Jefferies has gone bullish on India at the same time as international markets navigate macroeconomic volatility, citing 5 sturdy causes for its ‘chubby’ stance on the nation. In its newest technique notice, the worldwide brokerage stated India may emerge as a relative outperformer amongst rising markets, regardless that predicting absolute index ranges stays powerful.
1. Low publicity to US-China makes India resilient
India’s restricted dependence on the US and China makes it much less weak to main energy shocks, Jefferies stated. Whereas the US is India’s high export market, exports to the US account for simply 2.3 per cent of India’s GDP — a lot decrease than different EM friends. This buffer makes India higher positioned to resist any future disruptions in international commerce flows or aggressive tariff motion.
2. Softer tariff blow vs friends
Even with US-imposed tariffs of 26 per cent on Indian items, the blow is way lighter in comparison with nations like China, Taiwan, and Indonesia.
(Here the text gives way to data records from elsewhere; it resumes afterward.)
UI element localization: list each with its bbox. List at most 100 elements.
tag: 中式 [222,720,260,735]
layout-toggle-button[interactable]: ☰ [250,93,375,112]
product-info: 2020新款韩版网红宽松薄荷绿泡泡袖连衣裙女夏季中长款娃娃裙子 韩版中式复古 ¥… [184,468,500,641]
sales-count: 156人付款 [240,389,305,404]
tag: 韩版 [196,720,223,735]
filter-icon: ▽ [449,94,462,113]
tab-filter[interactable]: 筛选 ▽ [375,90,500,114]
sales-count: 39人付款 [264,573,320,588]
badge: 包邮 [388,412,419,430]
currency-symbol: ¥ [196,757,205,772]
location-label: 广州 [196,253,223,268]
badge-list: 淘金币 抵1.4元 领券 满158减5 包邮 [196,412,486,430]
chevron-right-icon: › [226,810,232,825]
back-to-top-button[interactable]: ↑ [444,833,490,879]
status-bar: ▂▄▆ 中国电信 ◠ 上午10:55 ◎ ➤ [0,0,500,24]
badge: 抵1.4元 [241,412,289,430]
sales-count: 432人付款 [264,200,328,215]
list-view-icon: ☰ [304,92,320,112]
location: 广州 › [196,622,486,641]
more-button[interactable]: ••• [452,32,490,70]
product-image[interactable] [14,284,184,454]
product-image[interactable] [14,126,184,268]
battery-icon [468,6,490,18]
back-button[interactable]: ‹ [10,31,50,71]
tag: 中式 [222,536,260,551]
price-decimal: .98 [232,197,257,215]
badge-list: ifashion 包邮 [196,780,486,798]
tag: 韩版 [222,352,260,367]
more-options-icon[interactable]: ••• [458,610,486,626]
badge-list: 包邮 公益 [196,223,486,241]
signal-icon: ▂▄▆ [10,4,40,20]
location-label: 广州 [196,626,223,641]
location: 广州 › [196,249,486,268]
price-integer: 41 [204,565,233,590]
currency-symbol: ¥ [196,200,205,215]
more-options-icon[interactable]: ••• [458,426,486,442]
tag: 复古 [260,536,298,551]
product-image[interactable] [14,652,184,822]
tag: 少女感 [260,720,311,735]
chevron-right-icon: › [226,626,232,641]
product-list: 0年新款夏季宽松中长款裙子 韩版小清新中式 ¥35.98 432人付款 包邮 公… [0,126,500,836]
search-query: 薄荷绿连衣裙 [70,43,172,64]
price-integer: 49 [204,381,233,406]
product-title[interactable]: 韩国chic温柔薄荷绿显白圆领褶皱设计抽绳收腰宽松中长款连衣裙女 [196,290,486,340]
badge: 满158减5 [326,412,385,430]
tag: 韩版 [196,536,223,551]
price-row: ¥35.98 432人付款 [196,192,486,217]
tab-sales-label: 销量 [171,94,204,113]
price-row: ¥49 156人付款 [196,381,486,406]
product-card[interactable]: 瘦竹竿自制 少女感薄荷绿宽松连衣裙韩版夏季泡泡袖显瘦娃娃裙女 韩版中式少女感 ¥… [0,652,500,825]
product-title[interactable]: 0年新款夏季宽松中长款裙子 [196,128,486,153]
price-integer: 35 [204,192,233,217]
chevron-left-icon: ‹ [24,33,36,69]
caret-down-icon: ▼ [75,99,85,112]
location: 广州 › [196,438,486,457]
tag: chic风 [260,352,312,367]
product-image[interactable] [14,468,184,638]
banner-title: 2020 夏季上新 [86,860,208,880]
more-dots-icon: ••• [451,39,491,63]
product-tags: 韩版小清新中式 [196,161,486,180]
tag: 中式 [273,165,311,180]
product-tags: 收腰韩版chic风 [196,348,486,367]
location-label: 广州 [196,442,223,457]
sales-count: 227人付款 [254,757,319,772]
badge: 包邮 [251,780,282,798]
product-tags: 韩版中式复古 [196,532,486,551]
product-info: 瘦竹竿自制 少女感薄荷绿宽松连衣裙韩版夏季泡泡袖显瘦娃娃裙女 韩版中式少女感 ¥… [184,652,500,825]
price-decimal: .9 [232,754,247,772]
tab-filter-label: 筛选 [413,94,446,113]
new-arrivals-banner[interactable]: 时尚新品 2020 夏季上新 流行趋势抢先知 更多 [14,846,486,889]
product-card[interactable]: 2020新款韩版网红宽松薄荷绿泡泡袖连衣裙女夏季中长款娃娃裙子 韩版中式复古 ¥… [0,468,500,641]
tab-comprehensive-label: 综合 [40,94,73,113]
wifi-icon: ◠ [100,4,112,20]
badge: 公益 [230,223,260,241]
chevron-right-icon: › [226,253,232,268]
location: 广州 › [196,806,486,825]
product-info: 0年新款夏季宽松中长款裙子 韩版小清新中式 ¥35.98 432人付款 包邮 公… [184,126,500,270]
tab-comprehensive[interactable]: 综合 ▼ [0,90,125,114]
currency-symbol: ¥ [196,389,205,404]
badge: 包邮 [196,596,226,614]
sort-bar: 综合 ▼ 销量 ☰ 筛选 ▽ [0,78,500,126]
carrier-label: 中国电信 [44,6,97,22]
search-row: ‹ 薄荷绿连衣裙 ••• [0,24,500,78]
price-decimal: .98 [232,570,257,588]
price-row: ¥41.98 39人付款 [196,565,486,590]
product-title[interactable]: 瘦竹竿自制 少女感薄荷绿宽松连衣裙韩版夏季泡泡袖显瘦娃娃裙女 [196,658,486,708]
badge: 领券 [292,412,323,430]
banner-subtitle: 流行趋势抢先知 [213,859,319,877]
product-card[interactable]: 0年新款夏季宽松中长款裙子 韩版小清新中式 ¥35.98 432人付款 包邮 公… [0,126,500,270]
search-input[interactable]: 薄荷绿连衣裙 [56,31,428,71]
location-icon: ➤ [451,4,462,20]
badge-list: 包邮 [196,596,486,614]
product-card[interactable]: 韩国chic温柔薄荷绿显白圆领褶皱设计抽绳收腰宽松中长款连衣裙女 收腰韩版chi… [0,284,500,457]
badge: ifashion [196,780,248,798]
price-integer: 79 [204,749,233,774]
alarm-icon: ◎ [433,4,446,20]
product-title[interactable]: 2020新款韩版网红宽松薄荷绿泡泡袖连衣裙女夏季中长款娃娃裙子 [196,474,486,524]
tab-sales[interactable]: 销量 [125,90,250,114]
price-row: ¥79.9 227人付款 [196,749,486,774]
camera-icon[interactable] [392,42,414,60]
Jefferies highlighted India’s confidence in ongoing bilateral commerce talks with the US, which may result in extra beneficial phrases and assist export-oriented sectors.
3. Falling crude oil costs enhance macro stability
Brent crude has fallen round 20 per cent year-to-date to close $60/barrel, which is a constructive for India — a significant web oil importer. Decrease oil costs not solely ease the present account deficit but additionally give the federal government extra fiscal room through increased gasoline duties, enhancing the macro outlook.
4. FPIs are underweight
Overseas portfolio traders have bought $27 billion value of Indian equities since September 2024. However Jefferies sees this as a contrarian alternative. Many international EM fund managers are nonetheless impartial or underweight on India — a pattern that would reverse with higher sentiment and secure macro fundamentals.
5. RBI liquidity push strengthens monetary tailwinds
Jefferies flagged the RBI’s shift to an accommodative liquidity stance as a key constructive. Since December 2024, the central financial institution has injected liquidity value Rs 8.5 lakh crore (2.6 per cent of GDP), turning a deficit right into a surplus — which might assist deposit charge cuts and financial institution margins.
High sector bets: Lenders, energy, telecom lead the pack
Jefferies stays bullish on banks, energy, telecom, autos, and actual property. High inventory picks embrace HDFC Financial institution, Axis Financial institution, Cholamandalam Finance, JSW Vitality, Coal India, Bharti Airtel, TVS Motor, Eicher Motors, and Macrotech Builders. NTPC and BPCL had been latest additions, whereas Siemens India was trimmed because of its decrease energy combine publicity.